When we go back to verse 1, notice how Paul begins that sentence: “For this reason…” So when Paul uses this same phrase in verse 14, he is repeating himself, pickup up where he left off.
So now, following our trail of evidence, we must venture back into chapter 2 to find out what reason Paul is referring to.
In chapter 2, verses 11 through 22, Paul addresses the unity we have in Christ. No more divisions like Jew/Gentile, etc. Paul counts us all in Christ:
- v. 14 – Christ is our peace
- v. 14 – Christ has made the two groups (Jew & Gentile) one
- v. 15 – Christ created one new humanity, one group
- v. 18 – we all have access to God the Father through His Holy Spirit
- v. 19 – we are all fellow citizens with Christ
As we follow this trail of evidence, we see that Paul is referring to the unity we have as believers and followers of Christ.
What is Paul’s reason for referring back to this reason, to the unity we have in Christ?
Rolling back to chapter 3 verse 14, we hear Paul’s heart. He starts by humbly coming before the Lord in worship and thankfulness, both in heart attitude and position of body.

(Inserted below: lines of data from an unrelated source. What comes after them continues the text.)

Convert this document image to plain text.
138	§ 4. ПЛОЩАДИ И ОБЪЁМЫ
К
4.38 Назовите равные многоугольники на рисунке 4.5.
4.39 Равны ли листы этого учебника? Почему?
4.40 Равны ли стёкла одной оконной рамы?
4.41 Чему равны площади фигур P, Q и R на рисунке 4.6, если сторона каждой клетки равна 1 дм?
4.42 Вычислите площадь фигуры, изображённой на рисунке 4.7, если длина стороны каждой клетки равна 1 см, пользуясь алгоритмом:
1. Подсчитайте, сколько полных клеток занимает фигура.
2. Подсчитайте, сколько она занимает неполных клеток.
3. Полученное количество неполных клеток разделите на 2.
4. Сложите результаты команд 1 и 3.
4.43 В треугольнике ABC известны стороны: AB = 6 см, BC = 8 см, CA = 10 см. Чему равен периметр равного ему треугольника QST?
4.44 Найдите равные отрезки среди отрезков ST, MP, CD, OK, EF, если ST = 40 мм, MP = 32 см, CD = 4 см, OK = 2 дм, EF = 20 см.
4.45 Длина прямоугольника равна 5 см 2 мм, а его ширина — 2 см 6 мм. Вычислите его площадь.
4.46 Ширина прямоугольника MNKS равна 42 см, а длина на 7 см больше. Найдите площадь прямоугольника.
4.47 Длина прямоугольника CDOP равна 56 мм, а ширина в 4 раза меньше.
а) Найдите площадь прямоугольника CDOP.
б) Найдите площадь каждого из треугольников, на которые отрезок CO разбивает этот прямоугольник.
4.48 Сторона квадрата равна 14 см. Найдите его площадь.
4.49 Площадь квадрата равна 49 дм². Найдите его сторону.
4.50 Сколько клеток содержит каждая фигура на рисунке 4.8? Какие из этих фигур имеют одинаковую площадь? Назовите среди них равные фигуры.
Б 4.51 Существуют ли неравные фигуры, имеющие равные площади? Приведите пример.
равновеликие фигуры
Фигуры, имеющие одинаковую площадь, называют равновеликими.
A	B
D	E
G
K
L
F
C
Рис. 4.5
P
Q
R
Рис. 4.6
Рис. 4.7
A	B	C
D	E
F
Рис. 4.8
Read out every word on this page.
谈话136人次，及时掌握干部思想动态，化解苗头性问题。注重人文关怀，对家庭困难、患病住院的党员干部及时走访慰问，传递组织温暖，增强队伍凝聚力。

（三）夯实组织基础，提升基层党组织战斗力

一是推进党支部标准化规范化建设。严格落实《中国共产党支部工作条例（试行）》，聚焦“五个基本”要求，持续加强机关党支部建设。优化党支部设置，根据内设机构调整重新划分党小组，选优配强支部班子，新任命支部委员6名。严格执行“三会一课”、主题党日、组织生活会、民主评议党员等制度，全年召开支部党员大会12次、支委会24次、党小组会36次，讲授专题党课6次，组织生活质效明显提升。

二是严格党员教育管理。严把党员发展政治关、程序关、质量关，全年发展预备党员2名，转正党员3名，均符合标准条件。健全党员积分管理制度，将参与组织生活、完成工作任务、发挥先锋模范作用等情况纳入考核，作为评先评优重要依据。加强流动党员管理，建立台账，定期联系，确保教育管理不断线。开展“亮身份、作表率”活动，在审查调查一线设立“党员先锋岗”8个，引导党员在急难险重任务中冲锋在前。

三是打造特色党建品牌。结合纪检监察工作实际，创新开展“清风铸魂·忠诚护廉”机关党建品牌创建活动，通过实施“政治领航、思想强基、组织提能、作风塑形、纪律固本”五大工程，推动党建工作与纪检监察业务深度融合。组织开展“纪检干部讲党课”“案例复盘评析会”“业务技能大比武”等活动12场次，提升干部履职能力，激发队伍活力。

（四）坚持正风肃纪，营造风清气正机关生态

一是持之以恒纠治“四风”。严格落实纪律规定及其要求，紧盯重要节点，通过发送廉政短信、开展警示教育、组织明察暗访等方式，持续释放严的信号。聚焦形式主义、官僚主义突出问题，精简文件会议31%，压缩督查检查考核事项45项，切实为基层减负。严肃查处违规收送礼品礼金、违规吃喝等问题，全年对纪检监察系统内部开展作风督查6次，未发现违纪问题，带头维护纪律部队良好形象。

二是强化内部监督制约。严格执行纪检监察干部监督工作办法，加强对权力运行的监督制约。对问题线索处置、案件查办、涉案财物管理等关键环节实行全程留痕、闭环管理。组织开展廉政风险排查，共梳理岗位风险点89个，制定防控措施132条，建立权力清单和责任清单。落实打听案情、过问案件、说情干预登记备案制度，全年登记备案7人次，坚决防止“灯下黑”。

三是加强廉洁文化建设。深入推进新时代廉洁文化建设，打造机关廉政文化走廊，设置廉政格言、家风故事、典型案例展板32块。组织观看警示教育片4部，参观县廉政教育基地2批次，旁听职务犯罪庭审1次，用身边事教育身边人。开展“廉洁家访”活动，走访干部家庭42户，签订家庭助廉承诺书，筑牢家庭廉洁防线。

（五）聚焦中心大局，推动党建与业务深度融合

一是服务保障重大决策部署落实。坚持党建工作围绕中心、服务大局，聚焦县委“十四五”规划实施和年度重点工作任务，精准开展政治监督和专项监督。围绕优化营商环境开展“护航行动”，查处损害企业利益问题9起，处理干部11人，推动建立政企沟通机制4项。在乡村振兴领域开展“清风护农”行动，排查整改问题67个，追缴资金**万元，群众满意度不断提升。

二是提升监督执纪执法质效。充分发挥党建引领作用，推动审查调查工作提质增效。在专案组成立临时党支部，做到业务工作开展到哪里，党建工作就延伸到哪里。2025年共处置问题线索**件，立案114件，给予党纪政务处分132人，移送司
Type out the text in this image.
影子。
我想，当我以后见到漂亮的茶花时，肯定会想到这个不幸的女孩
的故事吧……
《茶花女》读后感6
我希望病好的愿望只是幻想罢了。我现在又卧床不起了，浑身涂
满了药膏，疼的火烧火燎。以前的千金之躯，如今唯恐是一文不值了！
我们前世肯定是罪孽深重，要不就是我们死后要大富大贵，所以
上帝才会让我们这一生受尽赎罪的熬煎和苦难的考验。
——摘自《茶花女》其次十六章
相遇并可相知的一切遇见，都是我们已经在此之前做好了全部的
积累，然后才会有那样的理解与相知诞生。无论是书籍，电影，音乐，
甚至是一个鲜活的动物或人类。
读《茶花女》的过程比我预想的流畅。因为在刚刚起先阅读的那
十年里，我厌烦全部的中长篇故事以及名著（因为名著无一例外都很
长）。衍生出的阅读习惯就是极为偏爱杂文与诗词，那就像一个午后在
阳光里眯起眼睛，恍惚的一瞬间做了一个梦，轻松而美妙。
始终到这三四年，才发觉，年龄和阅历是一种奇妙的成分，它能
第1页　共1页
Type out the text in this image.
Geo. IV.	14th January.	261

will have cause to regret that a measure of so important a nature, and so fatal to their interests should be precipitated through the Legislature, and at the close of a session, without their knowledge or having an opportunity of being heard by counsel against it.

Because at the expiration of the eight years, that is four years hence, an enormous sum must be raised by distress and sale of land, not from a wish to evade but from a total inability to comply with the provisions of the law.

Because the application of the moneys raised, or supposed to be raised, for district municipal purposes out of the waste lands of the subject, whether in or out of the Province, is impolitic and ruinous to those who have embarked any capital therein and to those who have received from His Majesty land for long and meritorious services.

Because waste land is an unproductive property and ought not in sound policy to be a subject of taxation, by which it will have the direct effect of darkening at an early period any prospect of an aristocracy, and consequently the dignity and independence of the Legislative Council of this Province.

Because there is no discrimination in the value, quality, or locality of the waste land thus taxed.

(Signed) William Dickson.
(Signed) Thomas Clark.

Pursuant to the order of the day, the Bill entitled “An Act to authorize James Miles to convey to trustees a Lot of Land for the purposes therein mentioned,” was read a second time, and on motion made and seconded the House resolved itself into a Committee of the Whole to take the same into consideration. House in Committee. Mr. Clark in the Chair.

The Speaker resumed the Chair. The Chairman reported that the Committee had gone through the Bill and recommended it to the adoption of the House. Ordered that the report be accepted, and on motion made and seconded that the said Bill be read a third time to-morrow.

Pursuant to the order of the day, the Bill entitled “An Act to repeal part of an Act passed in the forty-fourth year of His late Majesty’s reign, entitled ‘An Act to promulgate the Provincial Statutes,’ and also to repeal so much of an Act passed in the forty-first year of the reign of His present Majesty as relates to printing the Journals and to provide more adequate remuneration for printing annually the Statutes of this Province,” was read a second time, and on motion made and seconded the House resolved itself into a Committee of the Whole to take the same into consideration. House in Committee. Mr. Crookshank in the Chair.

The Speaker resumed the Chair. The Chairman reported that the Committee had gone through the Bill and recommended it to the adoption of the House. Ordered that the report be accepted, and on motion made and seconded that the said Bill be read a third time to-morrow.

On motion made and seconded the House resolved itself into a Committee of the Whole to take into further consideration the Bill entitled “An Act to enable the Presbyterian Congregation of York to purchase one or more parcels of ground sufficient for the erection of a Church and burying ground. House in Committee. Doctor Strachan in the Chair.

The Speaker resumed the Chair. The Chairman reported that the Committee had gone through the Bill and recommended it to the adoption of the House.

Paul says, “I kneel before the Father…”
Do we ever change the position of our body to reflect the attitude of our heart toward the Lord?
For me, sometimes how I present myself before God is more important that what I say or think. This does not make me more or less acceptable in the sight of God than anyone else; I am not any more holy than the next person. But what it does do is remind me that God is holy and righteous and loving, and is far greater than me. And the simplest way to reflect that is to bow at the foot of the cross to say “thank you” to Jesus.
Paul tells us the reason for his thankfulness, the reason he is kneeling. Paul is humbled and awed by the fact that we, as followers of Christ, are now one in Him, having been adopted into God’s family, and having a new identity, a new last name to tell the world whose we are, to Whom we belong.
Paul’s prayer, then, for the Ephesians (and us), is that we will be encouraged and strengthened and made one with Christ as part of His family, stepping into all that it means to be part of God’s household. Paul says that his prayer is that we would allow Christ to dwell in our hearts by faith, to not only have God’s name as our name, but to have His heart and be part of who He is in every aspect of our being.
May we both receive Paul’s prayer in our hearts, and reflect it to others as well today.